Since a decision must be made this evening, and since Hull and his agent have the burden of proof to establish their rights to the temporary restraining order, I find that on the authorities presented thus far that the moving parties have failed to sustain their burden of proof in establishing jurisdiction for the temporary restraining order requested. However, I do not mean to imply that if I were presented with a record which explored the legislative history of the Clayton Act as it pertains to this issue, or if different authorities were presented that I would necessarily hold again that under 2283 a federal court would have no jurisdiction to enjoin an action in a state court on facts similar to the instant record.

Of course, I am making no adjudication on the merits of Mr. Hull's antitrust argument or the defenses therein.

The parties are entitled to an alternative finding by me on the issue of what my position would have been if I had concluded that the moving parties had met their burden in establishing that the Clayton Act is an exception to the anti-injunction provisions of 2283. I am making this alternative finding so that in the event the parties seek an appeal, the Court of Appeals will know what my jurisdictional holding is and also what my alternative holding would have been if I had jurisdiction.

Even if I had jurisdiction, I would decline under the unique facts of this record to grant the temporary restraining order requested. The Chicago Blackhawks, through their counsel, have made stipulations of record for which the Chicago Blackhawks will be held responsible, and I have taken that stipulation into consideration in the exercise of my discretion to not grant a temporary restraining order. I do not know whether I would have denied the temporary restraining order if the stipulation which has been given had not been given, and they will be bound by it.

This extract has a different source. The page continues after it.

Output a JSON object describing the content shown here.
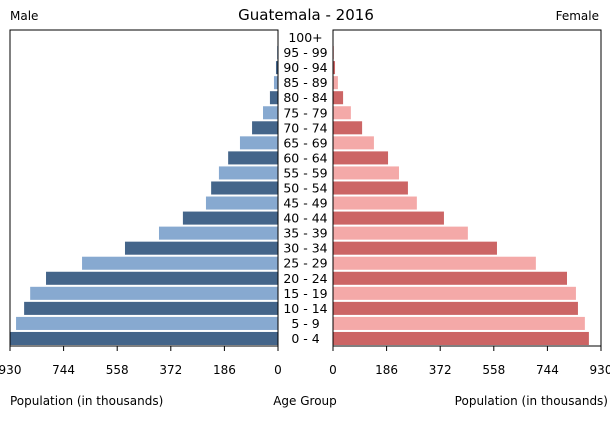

We have set up a very precise discovery and pre-trial schedule. We are scheduled to have argument on October 9th, 1972, as to motions for summary judgment as to all of the cases presently pending before me, and if I conclude that an evidentiary trial is necessary, that evidentiary trial will start on October 10th, 1972.

An argument, which is not without merit, has been made before me in terms of judicial economy and the inappropriateness of the multiplicity of litigation which necessarily takes place by reason of permission to litigate this issue in the Chicago Circuit Court while other litigation is taking place in this court. The time for arguments of judicial economy would have been more appropriate during the hours when counsel for Hull was agreeing to the duplicity of litigation when he agreed to the state trial judge setting a hearing date on September 28, 1972.

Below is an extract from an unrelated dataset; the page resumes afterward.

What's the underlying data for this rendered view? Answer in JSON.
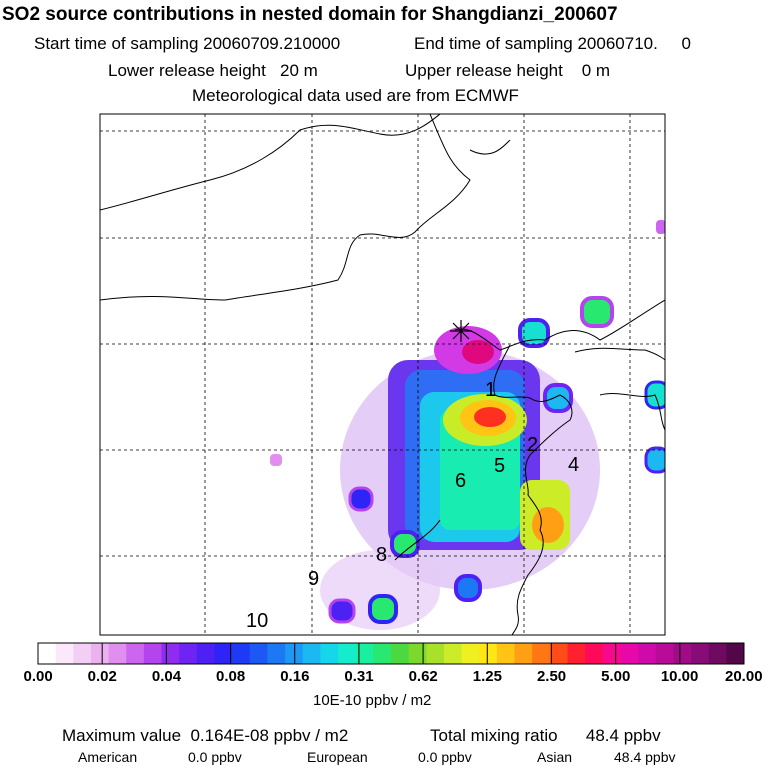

Some of the arguments made by counsel, in all due respect, have been made with extraordinary enthusiasm and seemed to have been directed more to Sports Illustrated than to the court of record. I recognize and, indeed, commend Mr. Hull on his status as a meritorious superstar in this field which he has reached by long years of extraordinary effort. Yet when litigating in the United States District Court whether one is a superstar on the ice rink or a giant in the corporate arena, or whether one is weak, poor and impotent, the ground is level for all, and the burden of proofs and the applicable precedents are the same.

In this case, counsel for Mr. Hull has failed to meet the prerequisite burden of proof to require the temporary restraining order sought.

FootNotes


* Oral Opinion dictated from the Bench.